Sunday, September 13, 2015
I've had more than my fair share of these lately. CBs - my code name for Crashing Bores.
While I start out with a great deal of sympathy for them, as the time elongates and elongates my nerves start to jangle, I have to come up with more and more questions to keep the conversation flowing. And the CB answers run into a full length novel ("I opened the door of the car, but had to go back in the house for my purse and then the phone went and I was late for my doctor who took another patient which upset me as I was meeting Elsie at Tim Horton's which didn't have my morning glory muffin, good for my bowels"....you know the drill) or conversely a monosyllable. I don't know which is worse.
I've been afflicted with several in the last few weeks. I think what bothers me most is their complete and utter lack of self-awareness. Not even a smidgin. Followed quickly by their astonishing lack of curiosity as to the world around them and specifically to the people who inquire after their health or their opinions or their wellbeing.
I had an unexpected CB last night. An acquaintance from yonks ago. We didn't hang out then but she has chased me over the years on email.
I live in a small village. She remembered the name of the village and inquired in our small store and he was kind enough to lead her to my house. At 8.00pm when it was raining and getting dark.

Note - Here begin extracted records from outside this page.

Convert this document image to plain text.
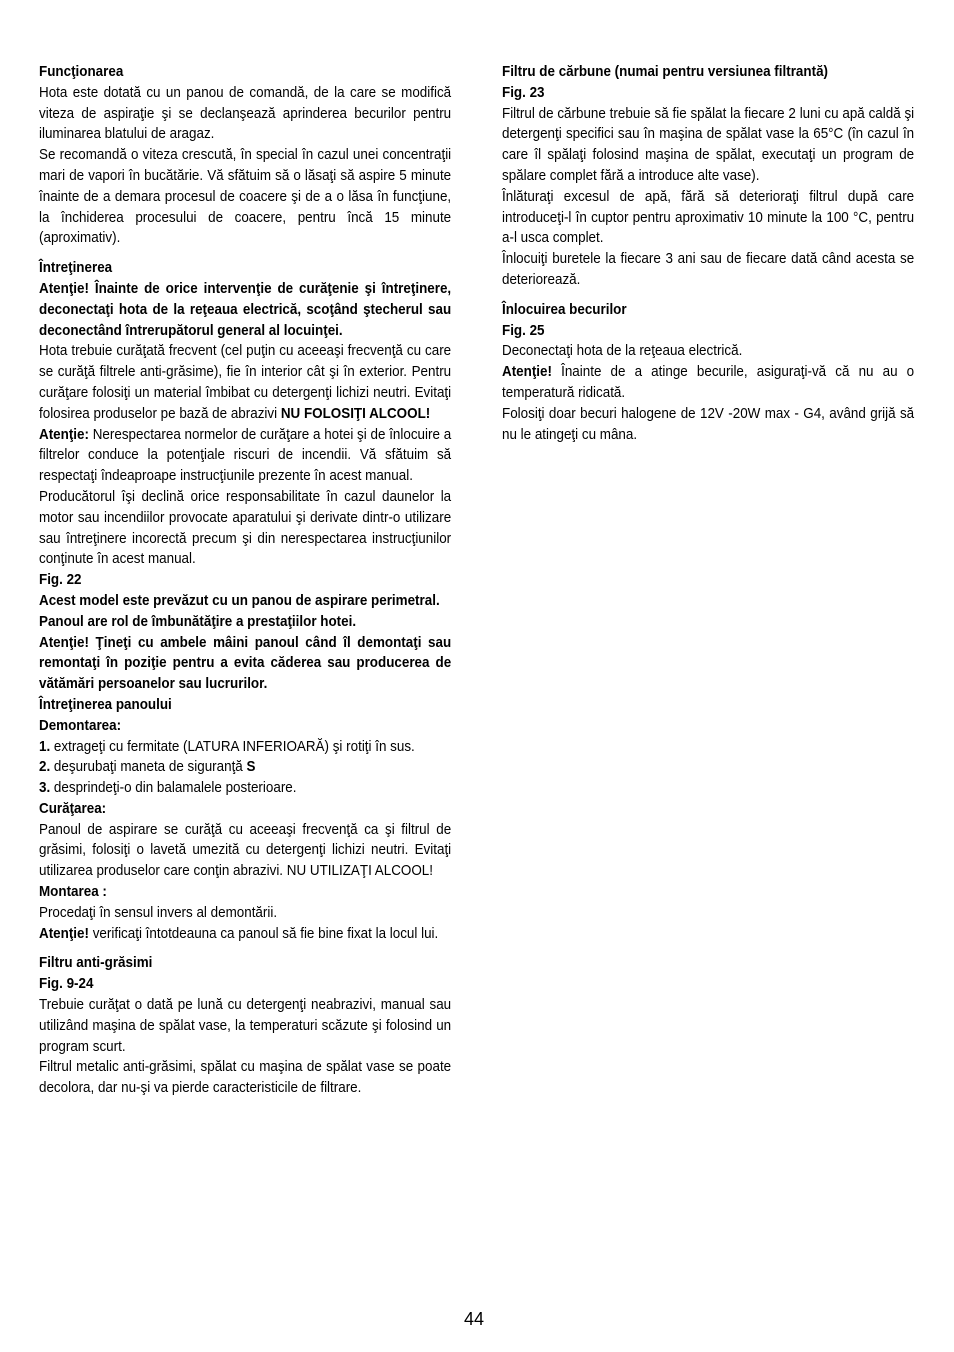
Funcţionarea

Hota este dotată cu un panou de comandă, de la care se modifică viteza de aspiraţie şi se declanşează aprinderea becurilor pentru iluminarea blatului de aragaz.

Se recomandă o viteza crescută, în special în cazul unei concentraţii mari de vapori în bucătărie. Vă sfătuim să o lăsaţi să aspire 5 minute înainte de a demara procesul de coacere şi de a o lăsa în funcţiune, la închiderea procesului de coacere, pentru încă 15 minute (aproximativ).

Întreţinerea

Atenţie! Înainte de orice intervenţie de curăţenie şi întreţinere, deconectaţi hota de la reţeaua electrică, scoţând ştecherul sau deconectând întrerupătorul general al locuinţei.

Hota trebuie curăţată frecvent (cel puţin cu aceeaşi frecvenţă cu care se curăţă filtrele anti-grăsime), fie în interior cât şi în exterior. Pentru curăţare folosiţi un material îmbibat cu detergenţi lichizi neutri. Evitaţi folosirea produselor pe bază de abrazivi NU FOLOSIŢI ALCOOL!

Atenţie: Nerespectarea normelor de curăţare a hotei şi de înlocuire a filtrelor conduce la potenţiale riscuri de incendii. Vă sfătuim să respectaţi îndeaproape instrucţiunile prezente în acest manual.

Producătorul îşi declină orice responsabilitate în cazul daunelor la motor sau incendiilor provocate aparatului şi derivate dintr-o utilizare sau întreţinere incorectă precum şi din nerespectarea instrucţiunilor conţinute în acest manual.

Fig. 22

Acest model este prevăzut cu un panou de aspirare perimetral.

Panoul are rol de îmbunătăţire a prestaţiilor hotei.

Atenţie! Ţineţi cu ambele mâini panoul când îl demontaţi sau remontaţi în poziţie pentru a evita căderea sau producerea de vătămări persoanelor sau lucrurilor.

Întreţinerea panoului

Demontarea:

1. extrageţi cu fermitate (LATURA INFERIOARĂ) şi rotiţi în sus.

2. deşurubaţi maneta de siguranţă S

3. desprindeţi-o din balamalele posterioare.

Curăţarea:

Panoul de aspirare se curăţă cu aceeaşi frecvenţă ca şi filtrul de grăsimi, folosiţi o lavetă umezită cu detergenţi lichizi neutri. Evitaţi utilizarea produselor care conţin abrazivi. NU UTILIZAŢI ALCOOL!

Montarea :

Procedaţi în sensul invers al demontării.

Atenţie! verificaţi întotdeauna ca panoul să fie bine fixat la locul lui.

Filtru anti-grăsimi

Fig. 9-24

Trebuie curăţat o dată pe lună cu detergenţi neabrazivi, manual sau utilizând maşina de spălat vase, la temperaturi scăzute şi folosind un program scurt.

Filtrul metalic anti-grăsimi, spălat cu maşina de spălat vase se poate decolora, dar nu-şi va pierde caracteristicile de filtrare.

Filtru de cărbune (numai pentru versiunea filtrantă)

Fig. 23

Filtrul de cărbune trebuie să fie spălat la fiecare 2 luni cu apă caldă şi detergenţi specifici sau în maşina de spălat vase la 65°C (în cazul în care îl spălaţi folosind maşina de spălat, executaţi un program de spălare complet fără a introduce alte vase).

Înlăturaţi excesul de apă, fără să deterioraţi filtrul după care introduceţi-l în cuptor pentru aproximativ 10 minute la 100 °C, pentru a-l usca complet.

Înlocuiţi buretele la fiecare 3 ani sau de fiecare dată când acesta se deteriorează.

Înlocuirea becurilor

Fig. 25

Deconectaţi hota de la reţeaua electrică.

Atenţie! Înainte de a atinge becurile, asiguraţi-vă că nu au o temperatură ridicată.

Folosiţi doar becuri halogene de 12V -20W max - G4, având grijă să nu le atingeţi cu mâna.

44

And she stayed and stayed and regaled me of how she was in the business of helping people as she was like Mother Theresa that way, her role model, always thinking of others and how she could help them and she thought she might set up a kind of monastery in Newfoundland for all those people needing help, I would be amazed at the number of people she has helped with her wisdom, a gift from JC high above, only very few got this gift so she was thankful every day she was so gifted, she knew how rare it was and most people, probably me too, didn't understand or appreciate all she had to offer us unfortunates, she could lay on hands if I wanted her to - no? - I didn't know what I was missing as she had this gift...........

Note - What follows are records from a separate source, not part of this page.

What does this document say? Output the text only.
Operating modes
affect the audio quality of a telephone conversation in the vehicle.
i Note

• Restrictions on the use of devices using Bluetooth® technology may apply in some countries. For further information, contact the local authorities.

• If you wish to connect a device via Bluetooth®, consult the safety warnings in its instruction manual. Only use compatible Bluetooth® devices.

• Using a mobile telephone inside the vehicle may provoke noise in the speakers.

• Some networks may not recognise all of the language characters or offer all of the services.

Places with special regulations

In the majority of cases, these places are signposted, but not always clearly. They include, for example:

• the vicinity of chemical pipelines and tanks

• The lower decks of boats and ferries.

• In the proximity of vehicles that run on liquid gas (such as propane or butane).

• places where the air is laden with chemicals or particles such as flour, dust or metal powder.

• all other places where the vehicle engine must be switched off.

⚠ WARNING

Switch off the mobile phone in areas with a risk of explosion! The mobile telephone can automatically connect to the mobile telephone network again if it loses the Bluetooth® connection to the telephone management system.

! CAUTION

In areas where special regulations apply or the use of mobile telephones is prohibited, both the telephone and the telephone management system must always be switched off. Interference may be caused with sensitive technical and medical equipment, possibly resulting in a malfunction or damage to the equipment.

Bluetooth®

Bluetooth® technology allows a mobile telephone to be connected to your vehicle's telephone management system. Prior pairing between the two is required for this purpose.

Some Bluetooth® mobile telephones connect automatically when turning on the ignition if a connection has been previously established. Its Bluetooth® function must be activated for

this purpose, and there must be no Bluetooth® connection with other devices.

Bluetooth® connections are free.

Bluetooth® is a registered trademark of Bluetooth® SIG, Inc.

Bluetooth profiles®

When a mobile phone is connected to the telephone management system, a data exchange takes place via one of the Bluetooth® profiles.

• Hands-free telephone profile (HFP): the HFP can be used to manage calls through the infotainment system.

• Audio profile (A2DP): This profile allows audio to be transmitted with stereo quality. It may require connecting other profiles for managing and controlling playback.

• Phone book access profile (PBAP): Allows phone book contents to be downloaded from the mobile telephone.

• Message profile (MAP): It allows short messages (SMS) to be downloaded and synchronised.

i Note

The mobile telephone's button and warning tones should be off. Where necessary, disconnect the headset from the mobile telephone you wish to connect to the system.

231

For a few hours I endured this. I had to lie to get rid of her, not a nice lie either, a sleazy kind of lie about my "friend" sleeping over, nudge-nudge, wink-wink.
And after she left, I thought: Crashing Bores Anonymous. Where CBs would work there way through a socialization structure, starting with forcing themselves to ask just one question of an acquaintance or family member a week (they could practise with each other) building up to a full conversational interaction after a year or two. Or more.
But then I thought: But these unfortunates never, ever have the self-awareness to recognize their problem. Even when their targets fall asleep in front of them.
It's all rather hopeless really isn't it?